Jon Schindehette writes about standing out

Art director Jon Schindehette wrote this about the current concept and fantasy art scene:

So often when I attend a convention and wade through hundreds of portfolios in a weekend, I am struck by the “sameness” of them all. So many folks have the same look, the same style, the same mark making techniques. It’s almost as if there is this fantasy/sci-fi Photoshop filter running around the internet. < . . . > At the end of a long and tiring con, do you think I remember the one guy that excelled at the predominate style? Maybe. But I can guarantee that I remember the folks that stood out from the crowd – the amazing gouache artist, the stellar water-color artist, the person that was doing something in Photoshop that I had never seen before. Nope, I didn’t really remember anyone that had applied the SFS Filter to their work. They just didn’t stand out.

It's true for any art scene from any age.  Many people copy, but few people dare to invent. For every Rembrandt or Vermeer, there are a thousand Dutch painters who were producing the same run-of-the mill stuff.

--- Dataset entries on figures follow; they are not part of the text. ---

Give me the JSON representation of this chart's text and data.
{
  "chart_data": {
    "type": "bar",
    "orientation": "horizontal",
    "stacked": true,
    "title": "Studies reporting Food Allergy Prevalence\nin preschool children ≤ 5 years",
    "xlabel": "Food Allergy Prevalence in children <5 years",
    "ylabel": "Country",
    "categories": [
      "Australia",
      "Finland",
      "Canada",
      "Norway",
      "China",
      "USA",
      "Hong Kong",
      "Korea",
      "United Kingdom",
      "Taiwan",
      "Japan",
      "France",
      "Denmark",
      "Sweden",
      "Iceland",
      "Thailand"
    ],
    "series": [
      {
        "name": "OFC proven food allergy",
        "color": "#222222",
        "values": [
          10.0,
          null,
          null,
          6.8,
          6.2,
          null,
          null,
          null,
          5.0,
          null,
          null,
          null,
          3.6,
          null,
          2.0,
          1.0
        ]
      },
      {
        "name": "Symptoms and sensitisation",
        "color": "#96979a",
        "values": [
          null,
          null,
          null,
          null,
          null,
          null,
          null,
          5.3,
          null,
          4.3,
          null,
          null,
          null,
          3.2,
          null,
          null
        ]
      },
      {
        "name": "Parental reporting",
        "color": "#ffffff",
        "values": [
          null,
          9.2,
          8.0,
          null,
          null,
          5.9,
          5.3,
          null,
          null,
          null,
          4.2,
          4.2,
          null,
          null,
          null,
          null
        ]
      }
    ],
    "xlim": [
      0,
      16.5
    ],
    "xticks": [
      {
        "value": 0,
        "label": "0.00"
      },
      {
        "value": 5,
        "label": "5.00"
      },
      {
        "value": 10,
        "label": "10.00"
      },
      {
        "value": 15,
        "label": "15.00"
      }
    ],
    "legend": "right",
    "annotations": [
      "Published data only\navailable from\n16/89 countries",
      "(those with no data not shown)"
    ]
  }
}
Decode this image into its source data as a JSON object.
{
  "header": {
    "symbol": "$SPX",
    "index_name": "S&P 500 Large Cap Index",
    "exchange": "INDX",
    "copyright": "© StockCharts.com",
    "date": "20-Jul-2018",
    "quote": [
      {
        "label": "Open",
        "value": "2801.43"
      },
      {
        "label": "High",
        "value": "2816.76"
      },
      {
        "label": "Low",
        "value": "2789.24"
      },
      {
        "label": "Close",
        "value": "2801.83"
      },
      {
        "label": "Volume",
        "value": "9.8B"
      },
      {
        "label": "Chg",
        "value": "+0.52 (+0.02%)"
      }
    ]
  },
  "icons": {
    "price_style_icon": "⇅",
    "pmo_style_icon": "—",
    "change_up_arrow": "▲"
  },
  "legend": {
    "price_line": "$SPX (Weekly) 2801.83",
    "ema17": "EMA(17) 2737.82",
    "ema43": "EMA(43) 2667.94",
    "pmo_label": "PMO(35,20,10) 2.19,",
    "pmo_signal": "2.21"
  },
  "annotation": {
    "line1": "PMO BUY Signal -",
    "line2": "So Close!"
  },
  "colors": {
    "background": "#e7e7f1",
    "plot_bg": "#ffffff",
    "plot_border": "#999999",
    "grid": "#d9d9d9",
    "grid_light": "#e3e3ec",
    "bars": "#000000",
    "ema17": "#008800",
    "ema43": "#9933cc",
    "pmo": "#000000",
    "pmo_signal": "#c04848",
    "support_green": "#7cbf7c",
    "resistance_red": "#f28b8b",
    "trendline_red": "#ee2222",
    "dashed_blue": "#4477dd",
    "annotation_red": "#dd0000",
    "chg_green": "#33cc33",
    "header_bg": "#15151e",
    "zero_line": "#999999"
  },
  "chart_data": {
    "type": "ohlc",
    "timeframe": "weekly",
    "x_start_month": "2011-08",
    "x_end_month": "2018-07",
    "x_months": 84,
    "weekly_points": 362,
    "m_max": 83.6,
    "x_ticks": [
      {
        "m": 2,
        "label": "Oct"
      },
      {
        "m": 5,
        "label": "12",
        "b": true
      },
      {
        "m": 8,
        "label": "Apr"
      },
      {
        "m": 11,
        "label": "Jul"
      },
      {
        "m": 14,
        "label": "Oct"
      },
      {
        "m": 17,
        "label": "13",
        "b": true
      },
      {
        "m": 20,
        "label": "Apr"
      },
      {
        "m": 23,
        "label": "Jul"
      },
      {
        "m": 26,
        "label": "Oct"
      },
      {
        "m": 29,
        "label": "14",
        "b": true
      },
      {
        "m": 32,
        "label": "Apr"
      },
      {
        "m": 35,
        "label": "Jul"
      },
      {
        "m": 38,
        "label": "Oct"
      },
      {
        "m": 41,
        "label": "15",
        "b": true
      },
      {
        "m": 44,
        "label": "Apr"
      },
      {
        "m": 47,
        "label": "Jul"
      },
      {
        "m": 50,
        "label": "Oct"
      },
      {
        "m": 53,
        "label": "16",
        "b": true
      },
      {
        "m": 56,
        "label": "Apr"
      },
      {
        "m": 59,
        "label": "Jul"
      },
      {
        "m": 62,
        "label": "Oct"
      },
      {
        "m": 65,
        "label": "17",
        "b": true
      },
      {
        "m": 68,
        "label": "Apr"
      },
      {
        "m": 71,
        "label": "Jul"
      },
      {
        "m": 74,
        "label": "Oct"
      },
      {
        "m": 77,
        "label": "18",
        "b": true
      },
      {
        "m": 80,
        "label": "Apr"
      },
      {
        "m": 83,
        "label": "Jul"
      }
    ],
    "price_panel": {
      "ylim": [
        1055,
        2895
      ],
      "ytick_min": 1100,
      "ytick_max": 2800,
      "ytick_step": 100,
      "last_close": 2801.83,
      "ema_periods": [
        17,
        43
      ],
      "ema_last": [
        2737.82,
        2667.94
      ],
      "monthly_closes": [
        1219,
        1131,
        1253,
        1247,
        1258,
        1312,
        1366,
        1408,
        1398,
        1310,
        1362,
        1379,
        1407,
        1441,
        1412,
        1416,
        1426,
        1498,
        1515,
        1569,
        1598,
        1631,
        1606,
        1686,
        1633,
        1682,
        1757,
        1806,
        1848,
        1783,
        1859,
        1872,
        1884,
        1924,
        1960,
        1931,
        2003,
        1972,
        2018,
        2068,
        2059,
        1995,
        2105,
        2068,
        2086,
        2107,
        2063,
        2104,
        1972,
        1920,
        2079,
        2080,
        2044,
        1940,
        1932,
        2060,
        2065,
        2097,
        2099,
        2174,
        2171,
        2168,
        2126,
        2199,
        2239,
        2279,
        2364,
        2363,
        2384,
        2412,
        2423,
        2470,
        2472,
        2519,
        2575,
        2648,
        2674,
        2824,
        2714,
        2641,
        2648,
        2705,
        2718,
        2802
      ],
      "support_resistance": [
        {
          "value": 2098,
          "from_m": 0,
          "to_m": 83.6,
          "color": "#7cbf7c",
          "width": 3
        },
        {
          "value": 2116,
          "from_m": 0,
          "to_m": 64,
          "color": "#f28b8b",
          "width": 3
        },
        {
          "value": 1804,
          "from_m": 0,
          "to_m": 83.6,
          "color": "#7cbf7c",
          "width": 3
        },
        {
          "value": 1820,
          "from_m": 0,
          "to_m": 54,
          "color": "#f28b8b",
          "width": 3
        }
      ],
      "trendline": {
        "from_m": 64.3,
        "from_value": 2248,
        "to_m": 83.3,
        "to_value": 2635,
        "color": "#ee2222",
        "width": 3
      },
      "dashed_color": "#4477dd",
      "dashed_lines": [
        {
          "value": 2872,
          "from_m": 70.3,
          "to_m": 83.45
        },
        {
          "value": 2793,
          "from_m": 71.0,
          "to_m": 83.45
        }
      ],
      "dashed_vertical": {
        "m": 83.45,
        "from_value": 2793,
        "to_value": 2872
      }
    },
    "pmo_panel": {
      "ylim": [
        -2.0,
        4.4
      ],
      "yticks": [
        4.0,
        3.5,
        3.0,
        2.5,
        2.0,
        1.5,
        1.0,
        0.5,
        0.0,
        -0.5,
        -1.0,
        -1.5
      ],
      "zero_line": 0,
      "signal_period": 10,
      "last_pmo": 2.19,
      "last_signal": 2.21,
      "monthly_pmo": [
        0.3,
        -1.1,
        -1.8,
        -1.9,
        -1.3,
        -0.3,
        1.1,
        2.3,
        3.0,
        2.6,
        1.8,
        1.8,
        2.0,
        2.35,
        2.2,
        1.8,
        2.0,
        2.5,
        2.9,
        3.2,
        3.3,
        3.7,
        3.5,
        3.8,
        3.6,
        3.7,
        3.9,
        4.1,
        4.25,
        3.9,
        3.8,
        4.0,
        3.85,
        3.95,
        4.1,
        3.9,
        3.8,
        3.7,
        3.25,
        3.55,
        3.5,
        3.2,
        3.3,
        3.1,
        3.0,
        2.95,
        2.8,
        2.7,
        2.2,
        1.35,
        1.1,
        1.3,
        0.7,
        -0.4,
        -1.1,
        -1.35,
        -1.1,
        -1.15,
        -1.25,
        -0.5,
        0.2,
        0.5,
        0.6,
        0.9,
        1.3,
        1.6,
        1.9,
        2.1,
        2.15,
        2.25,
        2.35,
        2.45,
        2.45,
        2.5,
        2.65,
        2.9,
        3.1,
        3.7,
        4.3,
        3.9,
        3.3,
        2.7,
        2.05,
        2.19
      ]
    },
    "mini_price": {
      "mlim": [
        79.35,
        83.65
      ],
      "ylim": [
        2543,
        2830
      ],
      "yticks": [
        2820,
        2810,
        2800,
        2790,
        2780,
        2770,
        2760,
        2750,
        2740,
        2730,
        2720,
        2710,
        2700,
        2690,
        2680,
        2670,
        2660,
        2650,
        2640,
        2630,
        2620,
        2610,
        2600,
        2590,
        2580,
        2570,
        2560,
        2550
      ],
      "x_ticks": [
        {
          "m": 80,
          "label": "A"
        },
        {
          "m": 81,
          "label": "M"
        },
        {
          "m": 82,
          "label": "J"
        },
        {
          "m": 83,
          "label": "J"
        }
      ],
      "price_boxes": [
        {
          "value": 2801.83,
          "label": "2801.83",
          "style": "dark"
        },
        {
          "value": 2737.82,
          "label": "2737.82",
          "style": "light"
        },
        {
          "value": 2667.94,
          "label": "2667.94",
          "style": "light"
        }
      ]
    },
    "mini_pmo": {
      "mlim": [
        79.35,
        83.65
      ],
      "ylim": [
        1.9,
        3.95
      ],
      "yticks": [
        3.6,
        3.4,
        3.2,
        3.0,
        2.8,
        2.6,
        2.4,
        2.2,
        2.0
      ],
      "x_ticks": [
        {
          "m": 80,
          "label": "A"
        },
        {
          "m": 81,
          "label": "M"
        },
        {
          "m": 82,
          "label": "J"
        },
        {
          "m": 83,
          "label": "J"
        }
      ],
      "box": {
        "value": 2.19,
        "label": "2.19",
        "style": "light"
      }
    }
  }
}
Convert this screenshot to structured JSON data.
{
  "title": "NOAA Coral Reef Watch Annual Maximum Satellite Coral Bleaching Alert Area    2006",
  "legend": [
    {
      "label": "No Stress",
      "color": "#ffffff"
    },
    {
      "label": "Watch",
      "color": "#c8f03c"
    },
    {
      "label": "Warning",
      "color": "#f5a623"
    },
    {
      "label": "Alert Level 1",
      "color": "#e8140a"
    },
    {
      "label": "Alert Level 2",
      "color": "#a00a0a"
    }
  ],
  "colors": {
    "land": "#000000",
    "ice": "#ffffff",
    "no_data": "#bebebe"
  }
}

It's just that we get to see everything that is in vogue today, but to see those Dutch run-of-the-mill products you have to go to third-tier museums that cannot afford Rembrandt. The same will eventually happen to the artists of our times.

The full article link:  http://theartorder.com/2011/08/26/differentiate-or-die/

Thursday, November 3, 2011

Giving retired cells the boot

It turns out that a big part of the condition associated with old age is due to accumulation of the "ballast" cells at the end of their useful life. The immune system does remove them, but not quickly enough, so the longer you live, the more of those you keep. They secrete various chemicals and impede the function of your organs.

Now someone has shown a relatively simple way to get rid of them (in mice), and the results are interesting. Treated mice don't live longer, but their tissues stay younger.

The blogs are buzzing about this piece of research today. The claims, understandably, have gone a bit wild. Here is an article that provides some perspective:

http://blogs.discovermagazine.com/notrocketscience/2011/11/02/extending-healthy-life-by-getting-rid-of-retired-cells

In short, a treatment like this won't make you live longer as many seem to claim, but it will make you stay in better shape longer and let you get more out of your years. Which is a big deal, so all the people who dismiss it as "irrelevant" are missing the point.

I hope this gets out of lab and into human tests soon.